Many IT teams are filled with creative thinkers and problem-solvers who find themselves constantly pulled into the mire of mundane, routine work. Thanks to automation, their energies can be unlocked. Thus, AI’s biggest value is not necessarily only making life easier for IT staffers (perhaps one of the more common use cases currently, but not biggest value). It’s about enhancing the potential of all employees by taking away rote tasks or solving problems that humans can’t solve at scale.
What about people who are capable only of performing the routine tasks to be automated? For them, AI is a real threat, but also an opportunity. Here’s why: Companies will face extreme competition for the limited talent that can construct/operate AI solutions. Thus, it is in their interest to re-train existing employees as much as possible. A win-win: The employee acquires vital new skills, and the company doesn’t have to look outside for new hires.

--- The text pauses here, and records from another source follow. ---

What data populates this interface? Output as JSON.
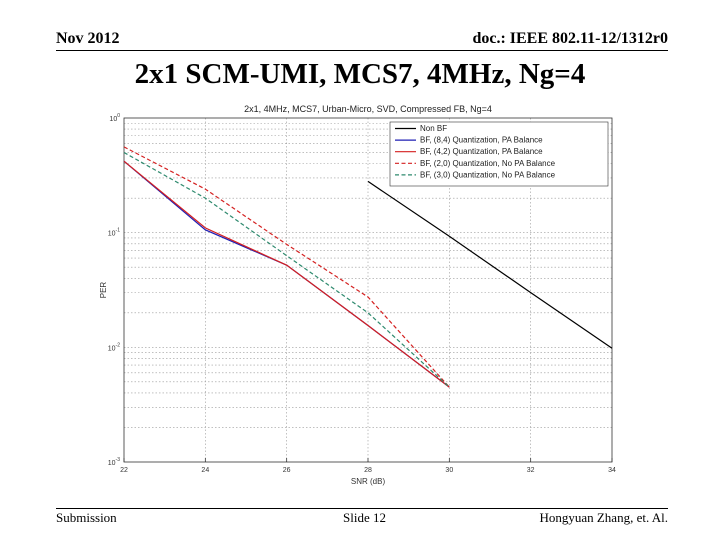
{
  "header": {
    "date": "Nov 2012",
    "doc_id": "doc.: IEEE 802.11-12/1312r0"
  },
  "slide": {
    "title": "2x1 SCM-UMI, MCS7, 4MHz, Ng=4"
  },
  "footer": {
    "left": "Submission",
    "center": "Slide 12",
    "right": "Hongyuan Zhang, et. Al."
  },
  "chart_data": {
    "type": "line",
    "title": "2x1, 4MHz, MCS7, Urban-Micro, SVD, Compressed FB, Ng=4",
    "xlabel": "SNR (dB)",
    "ylabel": "PER",
    "xlim": [
      22,
      34
    ],
    "ylim": [
      0.001,
      1
    ],
    "y_scale": "log",
    "x_ticks": [
      22,
      24,
      26,
      28,
      30,
      32,
      34
    ],
    "y_tick_values": [
      1,
      0.1,
      0.01,
      0.001
    ],
    "y_tick_labels": [
      "10^0",
      "10^-1",
      "10^-2",
      "10^-3"
    ],
    "grid": true,
    "legend_position": "top-right",
    "series": [
      {
        "name": "Non BF",
        "color": "#000000",
        "dash": "solid",
        "x": [
          28,
          30,
          32,
          34
        ],
        "y": [
          0.28,
          0.093,
          0.03,
          0.0098
        ]
      },
      {
        "name": "BF, (8,4) Quantization, PA Balance",
        "color": "#1f1fb4",
        "dash": "solid",
        "x": [
          22,
          24,
          26,
          28,
          30
        ],
        "y": [
          0.42,
          0.106,
          0.052,
          0.0155,
          0.0045
        ]
      },
      {
        "name": "BF, (4,2) Quantization, PA Balance",
        "color": "#d42020",
        "dash": "solid",
        "x": [
          22,
          24,
          26,
          28,
          30
        ],
        "y": [
          0.42,
          0.11,
          0.052,
          0.0155,
          0.0045
        ]
      },
      {
        "name": "BF, (2,0) Quantization, No PA Balance",
        "color": "#d42020",
        "dash": "dashed",
        "x": [
          22,
          24,
          26,
          28,
          30
        ],
        "y": [
          0.56,
          0.24,
          0.079,
          0.0275,
          0.0045
        ]
      },
      {
        "name": "BF, (3,0) Quantization, No PA Balance",
        "color": "#2e8a6e",
        "dash": "dashed",
        "x": [
          22,
          24,
          26,
          28,
          30
        ],
        "y": [
          0.5,
          0.2,
          0.063,
          0.02,
          0.0045
        ]
      }
    ]
  }
}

4. Is our governance and security house in order?
Cross-functional and executive involvement in the oversight of reputational, operational, and financial risk associated with AI is crucial for successfully deploying AI. For AI to be trustworthy, bias in data must be mitigated. Whatever a company does with AI has to meet its own business and ethical standards. It must also comply with a growing number of governmental regulations.
Though AI governance is still in its infancy, as a KPMG report put it, “leading organizations are addressing AI ethics and governance proactively rather than waiting for requirements to be enforced upon them.”
Another core issue is security, where AI models raise unique considerations. In standard software development, source code repositories are secured. But the data used in AI models sits outside that ecosystem. This demands that organizations broaden their security strategies and practices to account for the uniqueness of AI development.
By answering the four questions outlined above, companies can remove the fear, uncertainty, and doubt around AI and begin enjoying the benefits of a truly game-changing technology. Jump in — the water is warm.
Sharon Mandell is Senior Vice President and Chief Information Officer at Juniper Networks.